Protocol of the Session on December 12, 2017

Die Lage in Erfurt und an den anderen Standorten von Siemens hat vier große Ursachen. Für drei Ursachen sind leider Sie, sehr verehrte Kollegen Abgeordnete von den Altparteien bzw. Altfraktionen, zumindest indirekt mit verantwortlich. Die erste Ursache, die ich jetzt benenne, ist weniger in Ihrem Wirkungskreis zu verorten, das möchte ich gern zugeben. Die erste Ursache ist das Managementversagen, zumindest das partielle Managementversagen bei Siemens. Gerade im Bereich der Reorganisation des Vertriebssystems sind – so jedenfalls die Informationen, die uns vorliegen – in den letzten Jahren schlimme, schlimme Fehler gemacht worden, die auch zu einer entsprechend schlechten Akquise von Aufträgen geführt haben.
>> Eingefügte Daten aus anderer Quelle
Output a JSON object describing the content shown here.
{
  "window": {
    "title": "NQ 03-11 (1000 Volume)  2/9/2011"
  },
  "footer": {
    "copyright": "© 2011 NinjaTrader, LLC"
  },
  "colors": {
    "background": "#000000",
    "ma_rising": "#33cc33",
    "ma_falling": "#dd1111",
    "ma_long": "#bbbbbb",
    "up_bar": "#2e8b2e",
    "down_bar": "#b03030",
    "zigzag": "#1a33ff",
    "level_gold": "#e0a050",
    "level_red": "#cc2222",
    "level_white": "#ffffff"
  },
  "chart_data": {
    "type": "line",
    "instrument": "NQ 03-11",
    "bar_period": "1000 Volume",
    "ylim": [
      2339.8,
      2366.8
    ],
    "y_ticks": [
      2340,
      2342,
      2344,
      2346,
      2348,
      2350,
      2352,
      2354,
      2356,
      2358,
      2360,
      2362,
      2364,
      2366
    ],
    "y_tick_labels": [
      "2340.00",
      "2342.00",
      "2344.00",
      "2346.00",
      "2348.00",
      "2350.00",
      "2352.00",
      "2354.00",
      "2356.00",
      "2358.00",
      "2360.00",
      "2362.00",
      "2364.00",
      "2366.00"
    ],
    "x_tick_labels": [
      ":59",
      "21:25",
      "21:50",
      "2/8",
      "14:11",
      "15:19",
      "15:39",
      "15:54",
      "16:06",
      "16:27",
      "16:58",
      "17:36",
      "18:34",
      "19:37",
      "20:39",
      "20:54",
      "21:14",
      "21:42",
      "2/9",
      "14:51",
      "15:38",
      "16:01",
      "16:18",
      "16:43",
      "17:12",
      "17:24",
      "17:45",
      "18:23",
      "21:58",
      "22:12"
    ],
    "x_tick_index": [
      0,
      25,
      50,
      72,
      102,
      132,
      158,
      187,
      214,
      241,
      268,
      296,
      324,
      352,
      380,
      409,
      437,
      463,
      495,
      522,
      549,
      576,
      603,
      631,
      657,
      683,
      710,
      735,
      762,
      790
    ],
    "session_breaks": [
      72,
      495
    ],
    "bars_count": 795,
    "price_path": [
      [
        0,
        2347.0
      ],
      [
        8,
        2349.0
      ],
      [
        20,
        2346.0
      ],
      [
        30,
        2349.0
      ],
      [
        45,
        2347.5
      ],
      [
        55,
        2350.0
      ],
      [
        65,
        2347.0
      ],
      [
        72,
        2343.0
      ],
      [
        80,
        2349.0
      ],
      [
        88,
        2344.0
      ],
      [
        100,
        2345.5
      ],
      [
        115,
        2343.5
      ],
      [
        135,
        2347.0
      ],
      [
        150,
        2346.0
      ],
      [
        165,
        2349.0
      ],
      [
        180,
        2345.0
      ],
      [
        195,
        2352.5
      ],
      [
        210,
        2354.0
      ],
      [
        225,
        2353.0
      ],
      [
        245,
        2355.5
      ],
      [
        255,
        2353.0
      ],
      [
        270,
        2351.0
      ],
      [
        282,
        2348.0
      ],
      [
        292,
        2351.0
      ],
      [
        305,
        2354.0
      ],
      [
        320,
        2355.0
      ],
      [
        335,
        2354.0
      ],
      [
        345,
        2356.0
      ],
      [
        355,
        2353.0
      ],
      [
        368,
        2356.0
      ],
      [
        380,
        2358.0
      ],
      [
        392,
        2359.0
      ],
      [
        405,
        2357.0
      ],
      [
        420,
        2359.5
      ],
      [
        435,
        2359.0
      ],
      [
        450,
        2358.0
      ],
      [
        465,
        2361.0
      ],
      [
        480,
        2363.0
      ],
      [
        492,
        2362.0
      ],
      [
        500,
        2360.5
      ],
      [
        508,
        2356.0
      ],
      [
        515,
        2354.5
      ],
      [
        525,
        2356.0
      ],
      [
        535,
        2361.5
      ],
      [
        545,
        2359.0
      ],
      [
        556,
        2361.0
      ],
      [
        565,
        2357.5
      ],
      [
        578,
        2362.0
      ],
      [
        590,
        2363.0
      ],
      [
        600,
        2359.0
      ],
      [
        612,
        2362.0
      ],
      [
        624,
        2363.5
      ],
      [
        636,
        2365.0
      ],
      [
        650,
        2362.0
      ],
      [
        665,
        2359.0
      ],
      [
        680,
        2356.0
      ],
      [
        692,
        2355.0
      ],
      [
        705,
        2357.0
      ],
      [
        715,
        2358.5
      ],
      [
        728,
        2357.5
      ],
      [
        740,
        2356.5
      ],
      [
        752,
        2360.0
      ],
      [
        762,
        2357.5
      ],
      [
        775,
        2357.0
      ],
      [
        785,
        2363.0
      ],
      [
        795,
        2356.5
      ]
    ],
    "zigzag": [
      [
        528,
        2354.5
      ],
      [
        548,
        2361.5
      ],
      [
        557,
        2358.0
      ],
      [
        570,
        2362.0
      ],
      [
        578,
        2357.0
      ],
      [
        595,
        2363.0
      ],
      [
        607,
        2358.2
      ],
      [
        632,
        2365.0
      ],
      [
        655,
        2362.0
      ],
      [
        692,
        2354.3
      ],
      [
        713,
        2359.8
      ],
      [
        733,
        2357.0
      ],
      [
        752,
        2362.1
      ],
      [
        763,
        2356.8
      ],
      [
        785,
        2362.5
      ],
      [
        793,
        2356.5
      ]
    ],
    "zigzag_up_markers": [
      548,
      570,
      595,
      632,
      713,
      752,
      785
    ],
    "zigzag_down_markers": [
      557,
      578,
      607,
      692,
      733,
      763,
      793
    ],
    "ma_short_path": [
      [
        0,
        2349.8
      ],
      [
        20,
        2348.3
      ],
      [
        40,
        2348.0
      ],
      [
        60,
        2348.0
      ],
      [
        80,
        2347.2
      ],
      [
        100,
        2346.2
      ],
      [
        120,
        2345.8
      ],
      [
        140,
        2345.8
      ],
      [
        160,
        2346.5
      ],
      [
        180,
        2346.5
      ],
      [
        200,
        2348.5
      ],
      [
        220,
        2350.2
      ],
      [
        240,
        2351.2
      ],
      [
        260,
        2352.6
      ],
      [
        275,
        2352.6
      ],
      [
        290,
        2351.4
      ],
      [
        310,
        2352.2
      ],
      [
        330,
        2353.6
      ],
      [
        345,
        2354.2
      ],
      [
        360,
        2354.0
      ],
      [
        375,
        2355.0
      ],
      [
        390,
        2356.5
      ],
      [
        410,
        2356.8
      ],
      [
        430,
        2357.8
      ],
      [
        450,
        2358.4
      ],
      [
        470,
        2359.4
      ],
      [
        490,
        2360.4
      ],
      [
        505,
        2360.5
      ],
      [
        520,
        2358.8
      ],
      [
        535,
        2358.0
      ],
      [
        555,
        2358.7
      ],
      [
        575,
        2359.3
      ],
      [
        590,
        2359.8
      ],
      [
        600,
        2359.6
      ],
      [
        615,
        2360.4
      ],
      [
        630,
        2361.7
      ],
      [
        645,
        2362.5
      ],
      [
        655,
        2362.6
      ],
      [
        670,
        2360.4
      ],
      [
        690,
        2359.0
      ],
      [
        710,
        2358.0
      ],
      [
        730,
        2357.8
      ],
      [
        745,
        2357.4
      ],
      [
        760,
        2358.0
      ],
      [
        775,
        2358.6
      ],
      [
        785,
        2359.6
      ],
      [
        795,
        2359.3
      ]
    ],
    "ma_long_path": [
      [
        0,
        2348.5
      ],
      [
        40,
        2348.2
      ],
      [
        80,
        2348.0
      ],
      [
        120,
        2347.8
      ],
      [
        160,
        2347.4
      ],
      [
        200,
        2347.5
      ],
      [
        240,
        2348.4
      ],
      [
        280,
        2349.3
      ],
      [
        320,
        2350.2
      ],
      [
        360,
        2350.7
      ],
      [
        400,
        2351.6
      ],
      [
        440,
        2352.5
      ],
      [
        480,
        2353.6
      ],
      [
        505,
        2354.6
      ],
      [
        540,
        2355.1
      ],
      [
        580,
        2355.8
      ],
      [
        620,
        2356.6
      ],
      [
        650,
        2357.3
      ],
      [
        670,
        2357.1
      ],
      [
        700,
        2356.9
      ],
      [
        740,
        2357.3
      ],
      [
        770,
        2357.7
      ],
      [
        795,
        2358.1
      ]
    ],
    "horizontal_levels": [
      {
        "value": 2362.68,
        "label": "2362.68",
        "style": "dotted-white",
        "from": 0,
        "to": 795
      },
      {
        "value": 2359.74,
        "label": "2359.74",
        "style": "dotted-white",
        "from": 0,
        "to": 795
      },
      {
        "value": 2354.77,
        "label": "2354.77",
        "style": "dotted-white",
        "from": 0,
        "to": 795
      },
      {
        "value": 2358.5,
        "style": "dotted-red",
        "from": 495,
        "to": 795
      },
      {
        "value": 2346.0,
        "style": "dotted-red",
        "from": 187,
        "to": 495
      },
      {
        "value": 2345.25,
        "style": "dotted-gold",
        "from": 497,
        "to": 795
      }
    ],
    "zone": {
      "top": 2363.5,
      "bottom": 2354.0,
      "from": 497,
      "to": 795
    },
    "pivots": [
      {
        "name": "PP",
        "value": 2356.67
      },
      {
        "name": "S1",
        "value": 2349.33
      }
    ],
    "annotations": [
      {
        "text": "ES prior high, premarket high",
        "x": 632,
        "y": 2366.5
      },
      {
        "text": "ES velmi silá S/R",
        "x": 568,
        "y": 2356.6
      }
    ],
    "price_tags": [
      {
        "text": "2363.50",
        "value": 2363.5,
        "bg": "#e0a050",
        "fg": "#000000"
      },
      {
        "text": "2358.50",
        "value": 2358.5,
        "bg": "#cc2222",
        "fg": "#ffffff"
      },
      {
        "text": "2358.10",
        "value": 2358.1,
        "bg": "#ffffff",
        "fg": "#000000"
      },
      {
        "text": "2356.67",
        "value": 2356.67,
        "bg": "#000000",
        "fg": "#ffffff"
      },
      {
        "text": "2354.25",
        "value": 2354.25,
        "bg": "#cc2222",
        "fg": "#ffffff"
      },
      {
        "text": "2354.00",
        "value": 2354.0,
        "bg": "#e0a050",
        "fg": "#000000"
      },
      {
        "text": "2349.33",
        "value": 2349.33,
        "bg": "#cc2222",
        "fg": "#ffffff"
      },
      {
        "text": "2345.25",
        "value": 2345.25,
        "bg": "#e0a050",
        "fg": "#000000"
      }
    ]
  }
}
Die zweite große Ursache, die die Siemens-Standorte bei uns im Osten belastet, ist die Energiewendepolitik der Altparteien, also ein Politikansatz, der von sämtlichen Altparteien auch dieses Hohen Hauses getragen wird. Sehr geehrte Kollegen Abgeordnete, die Altparteien verfolgen mit ihrer Energiewendepolitik einen Ansatz, der den Klimawandel nicht für 5 Minuten aufhält,

(Zwischenruf Abg. Rothe-Beinlich, BÜNDNIS 90/DIE GRÜNEN: Ich dachte, Sie meinen, den Klimawandel gibt es gar nicht!)

aber die deutsche Wirtschaft und den deutschen Stromkunden mit immer exorbitanteren Strompreisen drangsaliert.

(Beifall AfD)

Es ist ein offenes Geheimnis, dass die sogenannte Energiewende Großkraftanlagen verdrängt und die Nachfrage nach modernen Gasturbinen senkt. Diese modernen Gasturbinen werden wo hergestellt? Genau – unter anderem im Siemens-Werk hier bei uns in Erfurt.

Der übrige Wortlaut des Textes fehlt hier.